A film made in 1949 inspires more than $1.1m in ticket sales in a six-week London run — no wonder the industry is paying more attention to Secret Cinema. Wendy Mitchell talks to Future Cinema founder Fabien Riggall.
Speciality releasing in the UK is always tricky — even Cannes prize-winner Melancholia, by Lars von Trier, did not crack $1m. Yet Secret Cinema sold tickets totalling $950,000 (£600,000) for a library title whose audience members were not told in advance what they were seeing (it turned out to be Carol Reed’s 1949 The Third Man).
Secret Cinema is an amalgam of screening, fancy-dress party, interactive theatre and club night. The Third Man was the 17th and largest Secret Cinema offering in the UK, recreating in Clerkenwell, east London, locations such as the Casanova jazz club, police headquarters and a penicillin lab, allowing viewers to immerse themselves in the film’s world. There was also a Secret Restaurant in partnership with gastronomic landmark St John, and a store with partner Victorinox.
There is risk and big investment involved up front — The Third Man cost around $730,000 (£460,000) to stage. But it attracted 19,000 dedicated audience members in the six-week run in December and January. Secret Cinema founder Fabien Riggall says: “This audience is so loyal and committed to the idea of helping us create this world.
“Distributors are starting to see it, and starting to understand we took more money than Melancholia or Wuthering Heights,” Riggall notes. Parent company Future Cinema has already worked with the likes of Paramount to create high-profile concepts for the Watchmen launch, and more distributors are talking to Future Cinema about how they can create events around their own releases.
The Short answer
Riggall had worked in several entry-level film jobs before launching Future Shorts, which led to Future Cinema and Secret Cinema, in 2003. He had produced Jamie Rafn’s short She Loves Me, She Loves Me Not, and found the festival application process very distancing from audiences. Future Shorts launched that year with a short-film night in a club in Shepherds Bush Green, west London. He remembers: “People were talking passionately after the films, and that was the idea of social cinema, or a film festival that appeals to a slightly different audience.”
Nine years later Future Shorts is still going strong, offering the Future Shorts Festival as a quarterly package of films that can be shown at arts venues, cinemas or in living rooms.

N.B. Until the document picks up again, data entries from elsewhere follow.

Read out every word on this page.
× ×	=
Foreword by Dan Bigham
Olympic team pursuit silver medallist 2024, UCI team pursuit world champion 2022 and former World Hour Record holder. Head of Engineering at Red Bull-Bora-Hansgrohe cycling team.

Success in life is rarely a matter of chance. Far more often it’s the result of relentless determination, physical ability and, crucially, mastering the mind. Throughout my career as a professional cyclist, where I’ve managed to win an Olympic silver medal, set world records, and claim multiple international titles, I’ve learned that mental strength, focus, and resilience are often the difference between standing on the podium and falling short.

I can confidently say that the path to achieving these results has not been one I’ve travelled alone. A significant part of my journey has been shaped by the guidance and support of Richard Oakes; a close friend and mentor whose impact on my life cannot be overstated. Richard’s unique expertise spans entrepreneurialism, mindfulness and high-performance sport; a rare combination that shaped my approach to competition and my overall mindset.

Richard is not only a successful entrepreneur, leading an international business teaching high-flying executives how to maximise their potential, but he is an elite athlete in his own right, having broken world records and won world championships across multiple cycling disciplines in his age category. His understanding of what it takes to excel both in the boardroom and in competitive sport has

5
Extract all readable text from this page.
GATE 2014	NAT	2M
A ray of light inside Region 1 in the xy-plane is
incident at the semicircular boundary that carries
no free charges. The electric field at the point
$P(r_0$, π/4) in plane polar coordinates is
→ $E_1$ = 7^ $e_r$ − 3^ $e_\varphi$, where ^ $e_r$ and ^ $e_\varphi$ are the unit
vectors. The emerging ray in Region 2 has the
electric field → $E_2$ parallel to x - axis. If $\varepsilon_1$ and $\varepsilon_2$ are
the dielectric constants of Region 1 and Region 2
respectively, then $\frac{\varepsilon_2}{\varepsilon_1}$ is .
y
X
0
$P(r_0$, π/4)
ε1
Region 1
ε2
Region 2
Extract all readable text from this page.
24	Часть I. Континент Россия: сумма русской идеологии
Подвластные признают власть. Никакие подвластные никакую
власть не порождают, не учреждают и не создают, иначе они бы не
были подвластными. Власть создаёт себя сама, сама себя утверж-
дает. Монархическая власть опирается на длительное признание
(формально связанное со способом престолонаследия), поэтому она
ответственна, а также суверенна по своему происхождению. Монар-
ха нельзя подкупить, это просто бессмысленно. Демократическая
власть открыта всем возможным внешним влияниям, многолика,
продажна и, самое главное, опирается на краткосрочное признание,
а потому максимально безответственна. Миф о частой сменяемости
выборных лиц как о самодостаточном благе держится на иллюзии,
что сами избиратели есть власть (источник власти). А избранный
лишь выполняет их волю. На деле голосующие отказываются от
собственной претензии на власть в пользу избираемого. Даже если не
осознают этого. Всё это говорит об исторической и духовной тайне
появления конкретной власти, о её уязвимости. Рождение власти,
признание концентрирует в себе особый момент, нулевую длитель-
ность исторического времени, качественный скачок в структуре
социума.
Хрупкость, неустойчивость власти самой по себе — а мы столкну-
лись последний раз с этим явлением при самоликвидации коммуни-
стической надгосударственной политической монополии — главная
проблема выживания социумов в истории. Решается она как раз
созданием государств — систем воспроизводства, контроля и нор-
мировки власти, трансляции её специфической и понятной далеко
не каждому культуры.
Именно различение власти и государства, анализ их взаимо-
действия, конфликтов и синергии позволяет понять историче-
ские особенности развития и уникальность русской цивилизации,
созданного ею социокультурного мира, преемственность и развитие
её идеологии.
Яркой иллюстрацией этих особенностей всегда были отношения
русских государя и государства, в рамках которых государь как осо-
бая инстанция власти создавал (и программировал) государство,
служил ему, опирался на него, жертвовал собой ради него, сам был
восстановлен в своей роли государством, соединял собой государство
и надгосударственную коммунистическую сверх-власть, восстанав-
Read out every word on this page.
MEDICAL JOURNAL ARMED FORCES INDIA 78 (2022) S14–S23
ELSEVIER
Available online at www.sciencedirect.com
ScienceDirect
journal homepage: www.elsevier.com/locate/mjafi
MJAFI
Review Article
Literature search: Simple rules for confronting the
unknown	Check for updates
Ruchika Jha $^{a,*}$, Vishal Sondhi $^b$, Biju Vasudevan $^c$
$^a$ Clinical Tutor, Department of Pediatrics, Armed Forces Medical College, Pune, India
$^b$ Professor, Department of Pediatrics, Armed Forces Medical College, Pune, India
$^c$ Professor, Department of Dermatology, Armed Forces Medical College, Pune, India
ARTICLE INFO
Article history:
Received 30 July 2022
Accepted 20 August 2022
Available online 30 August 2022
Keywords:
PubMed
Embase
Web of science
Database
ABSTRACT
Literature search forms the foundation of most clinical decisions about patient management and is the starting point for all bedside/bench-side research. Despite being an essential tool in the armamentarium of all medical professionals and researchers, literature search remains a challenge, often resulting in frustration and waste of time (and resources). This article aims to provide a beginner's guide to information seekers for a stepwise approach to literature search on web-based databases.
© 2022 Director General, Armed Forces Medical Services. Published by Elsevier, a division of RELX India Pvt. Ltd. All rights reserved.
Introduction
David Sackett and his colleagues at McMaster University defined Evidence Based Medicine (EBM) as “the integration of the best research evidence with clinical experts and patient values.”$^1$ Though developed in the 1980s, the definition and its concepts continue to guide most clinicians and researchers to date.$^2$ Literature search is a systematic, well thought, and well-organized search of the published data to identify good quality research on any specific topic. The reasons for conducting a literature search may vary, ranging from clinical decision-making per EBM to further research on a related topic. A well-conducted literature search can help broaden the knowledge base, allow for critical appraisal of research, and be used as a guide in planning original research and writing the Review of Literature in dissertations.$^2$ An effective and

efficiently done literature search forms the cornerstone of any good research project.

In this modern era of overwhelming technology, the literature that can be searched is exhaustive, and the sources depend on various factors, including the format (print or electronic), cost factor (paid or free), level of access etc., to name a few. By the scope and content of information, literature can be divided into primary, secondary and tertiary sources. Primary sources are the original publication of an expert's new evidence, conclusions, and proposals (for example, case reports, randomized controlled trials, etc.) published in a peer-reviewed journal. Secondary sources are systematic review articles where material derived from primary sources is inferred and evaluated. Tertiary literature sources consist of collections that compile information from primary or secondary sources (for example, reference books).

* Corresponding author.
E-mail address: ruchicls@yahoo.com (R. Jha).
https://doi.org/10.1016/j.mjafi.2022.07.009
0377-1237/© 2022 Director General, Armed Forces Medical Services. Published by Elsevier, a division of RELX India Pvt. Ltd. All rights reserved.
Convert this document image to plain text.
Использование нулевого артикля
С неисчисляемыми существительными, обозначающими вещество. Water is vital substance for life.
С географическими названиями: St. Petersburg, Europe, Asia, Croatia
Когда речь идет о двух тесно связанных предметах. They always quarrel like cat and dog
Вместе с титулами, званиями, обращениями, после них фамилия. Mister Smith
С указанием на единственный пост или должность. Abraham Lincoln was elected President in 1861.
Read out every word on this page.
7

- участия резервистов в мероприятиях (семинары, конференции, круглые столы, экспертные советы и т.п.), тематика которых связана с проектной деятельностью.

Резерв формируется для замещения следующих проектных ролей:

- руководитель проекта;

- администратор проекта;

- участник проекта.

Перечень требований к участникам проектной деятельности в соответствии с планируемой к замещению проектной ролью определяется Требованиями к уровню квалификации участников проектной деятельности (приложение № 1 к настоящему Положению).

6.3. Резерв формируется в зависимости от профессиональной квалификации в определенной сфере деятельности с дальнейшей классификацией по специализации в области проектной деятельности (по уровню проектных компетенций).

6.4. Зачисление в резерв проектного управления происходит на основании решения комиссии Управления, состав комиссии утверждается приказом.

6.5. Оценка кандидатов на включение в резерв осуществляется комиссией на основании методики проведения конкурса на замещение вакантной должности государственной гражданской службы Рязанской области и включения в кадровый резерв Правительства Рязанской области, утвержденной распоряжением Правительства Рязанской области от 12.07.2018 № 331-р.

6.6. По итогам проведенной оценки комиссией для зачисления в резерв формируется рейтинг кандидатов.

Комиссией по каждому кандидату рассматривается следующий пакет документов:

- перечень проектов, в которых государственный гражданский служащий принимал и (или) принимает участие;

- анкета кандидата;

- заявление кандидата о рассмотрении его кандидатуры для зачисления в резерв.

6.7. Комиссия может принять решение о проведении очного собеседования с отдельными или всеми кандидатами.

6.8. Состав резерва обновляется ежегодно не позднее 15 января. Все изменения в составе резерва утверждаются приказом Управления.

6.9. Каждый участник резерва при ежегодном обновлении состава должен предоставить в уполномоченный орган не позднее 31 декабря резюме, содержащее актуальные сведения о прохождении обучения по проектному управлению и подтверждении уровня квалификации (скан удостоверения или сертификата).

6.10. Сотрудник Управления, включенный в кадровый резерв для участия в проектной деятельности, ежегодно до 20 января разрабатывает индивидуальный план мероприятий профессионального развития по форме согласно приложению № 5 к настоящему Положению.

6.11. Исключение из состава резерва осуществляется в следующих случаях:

Since it was restructured in 2011, the festival runs in 150 global cities, including the likes of Kabul, with audiences of more than 25,000. Participating film-makers receive a one-off payment — typically around $670 (€500) — for the three-month license, and also a cut of the licenses sold to screening hosts (fees are scaled by the size of audience).
Future Shorts also offers shorts to view online and through commercial distribution deals with broadcasters, airlines and internet platforms.
Umbrella company Future Cinema also runs Secret Cinema and The Other Cinema, which will screen one film per month in non-traditional local venues. The company has 10 full-time staff, swelling to 150 during a Secret Cinema production.
Early Secret Cinema hits included The Warriors, Alien and Blade Runner. In summer 2011, the California tourism board enlisted Future Cinema to recreate California in London with screenings of Top Gun and The Lost Boys. The company tested the waters in New York in 2010 with a screening of Blow-Up, and expects further projects in the US soon. This spring, the company will launch Secret Screenings, working with distributors to offer “the ultimate preview screenings” to build word of mouth. “You get that audience to start Tweeting and sharing, and then when it comes to the first weekend, you can show that to the exhibitors,” Riggall says.
Growth plans include attracting investment to build the company’s own platform — its YouTube channel already has 3 million views per month. Other ideas could see events travel abroad: “You could say the next Secret Cinema event will take place on this date, bring your passport, you’ll be away for four days,” suggests Riggall.
Brands are also key to the company’s success. Future Cinema created a bespoke bachelor-pad party at Cannes 2011 for Stella Artois, and the company has worked with brands including Nokia, Samsung, Microsoft and Mini.
“The way I see it in the future is that we will create worlds on behalf of brands, on the commercial side of the business. We can work with tourist boards or fashion houses or music labels; you can build amazing, immersive worlds.”
Fabien Riggall
- Trained at the New York Film Academy.
- Worked on projects with Homerun Productions, IOM Films, Zephyr Films, 2AM Films and Rogue Films and produced 2003 short film She Loves Me, She Loves Me Not.
- Founded Future Shorts in 2003 and Secret Cinema in 2007.
- Launched The Other Cinema in February 2012 and will launch Secret Screenings in the spring.